Former British diplomat Alan Munro's obituary of Armitage in The Independent notes, "He did not always see eye to eye with the bureaucrats in the Board of Trade" and this is borne out by the archives, which show Armitage urging a modernisation of outdated approaches to commerce and trade relations with the newly emerging and oil-rich nations of the Gulf - castigating the Board of Trade's 'outdated' approach. "As I see it the day of the Trade Missions as conceived at present has passed - the Arabs' call for industrialisation was the death knoll of an ailing exercise. There is no longer any need for trade and industry to use the present concept of the mission vehicle; in general travel, communications, accommodation and the markets thenselves have reached an acceptable standard of "Westernisation" for even the smallest little Englander. Firms who have business here should be out here doing it, not wasting time waiting for the next bus," he flung at the Commercial Relations & Exports Division of the Department of Trade in November 1974. He went on, "Sacred cows can be afforded in a land of plenty, in straitened circumstances they are, at best, a luxury. I do not advocate killing off as the best solution, but I do not know why they should not be used to work and for nourishment."

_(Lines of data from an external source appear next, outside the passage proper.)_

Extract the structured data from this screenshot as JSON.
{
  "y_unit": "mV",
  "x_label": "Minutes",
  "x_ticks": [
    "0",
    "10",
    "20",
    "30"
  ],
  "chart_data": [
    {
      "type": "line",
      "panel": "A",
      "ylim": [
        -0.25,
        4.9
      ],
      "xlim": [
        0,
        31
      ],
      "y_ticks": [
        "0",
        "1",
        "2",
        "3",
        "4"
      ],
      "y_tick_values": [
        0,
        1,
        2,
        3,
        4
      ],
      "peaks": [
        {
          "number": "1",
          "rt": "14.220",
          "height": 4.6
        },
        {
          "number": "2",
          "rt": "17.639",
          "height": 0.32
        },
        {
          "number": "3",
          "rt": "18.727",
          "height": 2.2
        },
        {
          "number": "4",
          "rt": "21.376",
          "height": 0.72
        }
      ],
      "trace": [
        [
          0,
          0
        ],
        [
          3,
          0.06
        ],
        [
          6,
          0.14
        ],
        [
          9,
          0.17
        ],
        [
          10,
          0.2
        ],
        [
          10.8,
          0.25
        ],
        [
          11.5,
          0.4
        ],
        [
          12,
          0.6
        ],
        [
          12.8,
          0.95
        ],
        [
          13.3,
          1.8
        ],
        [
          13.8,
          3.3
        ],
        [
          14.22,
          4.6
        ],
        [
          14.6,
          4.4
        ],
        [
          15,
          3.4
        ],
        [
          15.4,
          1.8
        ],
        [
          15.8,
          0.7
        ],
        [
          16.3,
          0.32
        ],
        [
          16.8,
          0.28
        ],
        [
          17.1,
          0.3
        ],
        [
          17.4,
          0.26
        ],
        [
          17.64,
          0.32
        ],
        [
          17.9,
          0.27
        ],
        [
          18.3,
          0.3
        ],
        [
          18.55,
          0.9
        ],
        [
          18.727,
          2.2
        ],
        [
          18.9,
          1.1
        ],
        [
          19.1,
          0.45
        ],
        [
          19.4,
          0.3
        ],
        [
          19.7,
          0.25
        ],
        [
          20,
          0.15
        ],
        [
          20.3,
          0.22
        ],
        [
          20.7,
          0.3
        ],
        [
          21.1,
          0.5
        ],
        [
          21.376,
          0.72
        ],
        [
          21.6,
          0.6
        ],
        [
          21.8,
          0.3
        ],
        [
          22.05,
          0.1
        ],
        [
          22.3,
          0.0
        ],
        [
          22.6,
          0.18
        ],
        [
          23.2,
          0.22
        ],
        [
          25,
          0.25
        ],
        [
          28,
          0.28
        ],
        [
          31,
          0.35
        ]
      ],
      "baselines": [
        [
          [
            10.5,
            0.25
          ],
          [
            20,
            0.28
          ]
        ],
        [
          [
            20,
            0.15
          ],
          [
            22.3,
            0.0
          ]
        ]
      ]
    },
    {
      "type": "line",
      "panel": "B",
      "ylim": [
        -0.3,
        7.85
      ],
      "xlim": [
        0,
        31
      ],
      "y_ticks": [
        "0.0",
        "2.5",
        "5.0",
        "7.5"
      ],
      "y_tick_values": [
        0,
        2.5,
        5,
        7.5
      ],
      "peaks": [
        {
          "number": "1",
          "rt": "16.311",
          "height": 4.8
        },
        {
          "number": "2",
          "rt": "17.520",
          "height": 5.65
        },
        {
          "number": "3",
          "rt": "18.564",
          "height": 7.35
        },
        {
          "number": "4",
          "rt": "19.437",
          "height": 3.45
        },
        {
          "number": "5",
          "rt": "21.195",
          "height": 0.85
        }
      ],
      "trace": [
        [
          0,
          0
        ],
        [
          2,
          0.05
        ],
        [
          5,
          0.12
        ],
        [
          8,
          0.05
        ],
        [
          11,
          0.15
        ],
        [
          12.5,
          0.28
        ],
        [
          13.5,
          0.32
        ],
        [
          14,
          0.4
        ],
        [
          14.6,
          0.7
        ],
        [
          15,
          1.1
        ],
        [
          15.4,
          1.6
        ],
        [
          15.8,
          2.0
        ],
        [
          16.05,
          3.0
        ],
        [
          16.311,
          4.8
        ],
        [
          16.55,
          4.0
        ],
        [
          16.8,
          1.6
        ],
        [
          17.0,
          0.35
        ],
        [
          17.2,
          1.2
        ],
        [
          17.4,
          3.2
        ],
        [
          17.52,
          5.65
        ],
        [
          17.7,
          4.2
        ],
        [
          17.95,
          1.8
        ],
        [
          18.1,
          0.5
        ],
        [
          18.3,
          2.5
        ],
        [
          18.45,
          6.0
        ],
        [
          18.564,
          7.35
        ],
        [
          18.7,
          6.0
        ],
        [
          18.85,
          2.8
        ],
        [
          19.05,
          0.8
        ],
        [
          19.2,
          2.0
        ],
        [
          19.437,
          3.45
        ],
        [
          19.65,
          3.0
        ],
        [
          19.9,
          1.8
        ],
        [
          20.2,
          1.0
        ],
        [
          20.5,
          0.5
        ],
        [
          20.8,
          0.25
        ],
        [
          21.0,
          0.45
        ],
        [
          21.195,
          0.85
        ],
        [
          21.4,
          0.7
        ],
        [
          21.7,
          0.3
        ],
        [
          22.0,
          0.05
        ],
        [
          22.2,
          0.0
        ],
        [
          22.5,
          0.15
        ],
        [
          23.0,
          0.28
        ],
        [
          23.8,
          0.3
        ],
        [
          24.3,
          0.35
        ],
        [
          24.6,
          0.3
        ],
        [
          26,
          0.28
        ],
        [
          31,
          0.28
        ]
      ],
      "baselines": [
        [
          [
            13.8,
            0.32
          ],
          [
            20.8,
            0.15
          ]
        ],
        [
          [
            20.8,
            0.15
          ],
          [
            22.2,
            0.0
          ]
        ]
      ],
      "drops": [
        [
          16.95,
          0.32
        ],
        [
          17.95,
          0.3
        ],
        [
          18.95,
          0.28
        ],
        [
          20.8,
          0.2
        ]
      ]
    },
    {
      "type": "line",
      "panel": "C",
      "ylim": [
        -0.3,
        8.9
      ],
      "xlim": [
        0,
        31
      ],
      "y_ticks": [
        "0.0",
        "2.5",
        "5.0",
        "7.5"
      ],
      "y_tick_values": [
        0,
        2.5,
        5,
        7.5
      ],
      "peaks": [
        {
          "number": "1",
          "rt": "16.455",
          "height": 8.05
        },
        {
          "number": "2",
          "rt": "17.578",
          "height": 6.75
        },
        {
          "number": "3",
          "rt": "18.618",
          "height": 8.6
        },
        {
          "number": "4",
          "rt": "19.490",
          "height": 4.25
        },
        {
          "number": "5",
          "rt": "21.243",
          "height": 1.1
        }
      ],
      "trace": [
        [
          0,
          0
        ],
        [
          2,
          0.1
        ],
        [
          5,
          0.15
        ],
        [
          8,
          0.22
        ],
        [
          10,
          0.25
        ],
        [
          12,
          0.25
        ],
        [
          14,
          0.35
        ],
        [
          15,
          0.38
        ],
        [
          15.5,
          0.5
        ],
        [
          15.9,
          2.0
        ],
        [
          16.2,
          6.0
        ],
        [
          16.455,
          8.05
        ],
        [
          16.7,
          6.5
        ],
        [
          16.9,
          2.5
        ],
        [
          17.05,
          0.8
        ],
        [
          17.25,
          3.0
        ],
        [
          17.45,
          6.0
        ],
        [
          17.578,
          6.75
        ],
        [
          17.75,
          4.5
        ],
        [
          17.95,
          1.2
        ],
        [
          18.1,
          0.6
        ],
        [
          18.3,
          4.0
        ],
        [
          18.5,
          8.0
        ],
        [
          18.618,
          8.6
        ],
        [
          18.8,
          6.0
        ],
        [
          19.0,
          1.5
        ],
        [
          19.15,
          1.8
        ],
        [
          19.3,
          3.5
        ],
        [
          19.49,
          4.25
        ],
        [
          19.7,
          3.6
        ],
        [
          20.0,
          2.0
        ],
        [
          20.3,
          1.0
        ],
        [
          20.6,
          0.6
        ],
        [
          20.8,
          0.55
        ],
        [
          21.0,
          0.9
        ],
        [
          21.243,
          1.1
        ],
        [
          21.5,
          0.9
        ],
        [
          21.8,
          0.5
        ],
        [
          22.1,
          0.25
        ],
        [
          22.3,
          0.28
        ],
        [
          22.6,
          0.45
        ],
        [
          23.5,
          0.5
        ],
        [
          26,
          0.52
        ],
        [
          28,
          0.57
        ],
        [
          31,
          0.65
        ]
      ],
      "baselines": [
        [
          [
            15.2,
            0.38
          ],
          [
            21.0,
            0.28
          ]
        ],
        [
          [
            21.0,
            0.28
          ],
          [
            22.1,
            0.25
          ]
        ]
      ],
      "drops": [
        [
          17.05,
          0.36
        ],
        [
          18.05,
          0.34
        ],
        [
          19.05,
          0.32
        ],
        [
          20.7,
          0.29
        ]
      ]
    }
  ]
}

As former Political Agent to the Trucial States (and lifelong friend) James Craig noted of Armitage, "...he could at times be undiplomatically forthright. Nor did he easily tolerate those who fell short of his own standards. But despite the occasional asperity he was a deeply kind man, generous, honourable, endearing."

Following his retirement to Somerset, Armitage remained active in promoting Anglo-Arab relations, trade and better understanding, including membership of the Council for the Advancement of Arab-British Understanding, the British-Yemeni Society, the Royal Society for Asian Affairs, the Anglo-Omani Society, and the Sultan of Oman's Armed Forces Association. He served as honorary secretary of the British/Saudi Arabian Parliamentary Group.

== Personal life ==
While serving in Dhofar, in 1956, Armitage married Jennifer Bruford. They had two children, a son and daughter. He was awarded the CBE on his retirement from the Foreign Office in 1978 and, on his 80th birthday, was awarded the Saudi Order of King Abdulaziz, an award rarely granted to non-Saudis. An amateur scholar and expert on the lives of Middle Eastern Arabists including TE Lawrence and St John Philby, Armitage was a staunch defender of Lawrence's reputation and was one of the organisers of the T E Lawrence Centenary Exhibition at the National Portrait Gallery in 1988.

He was also a contributor to both books about Saudi Arabia and the RUSI Journal. A collection of his lecture papers is held in the UK National Archives and also at the Middle East Centre Archive, St Antony's College, University of Oxford.

Henry St John Basil Armitage died on 19 October 2004.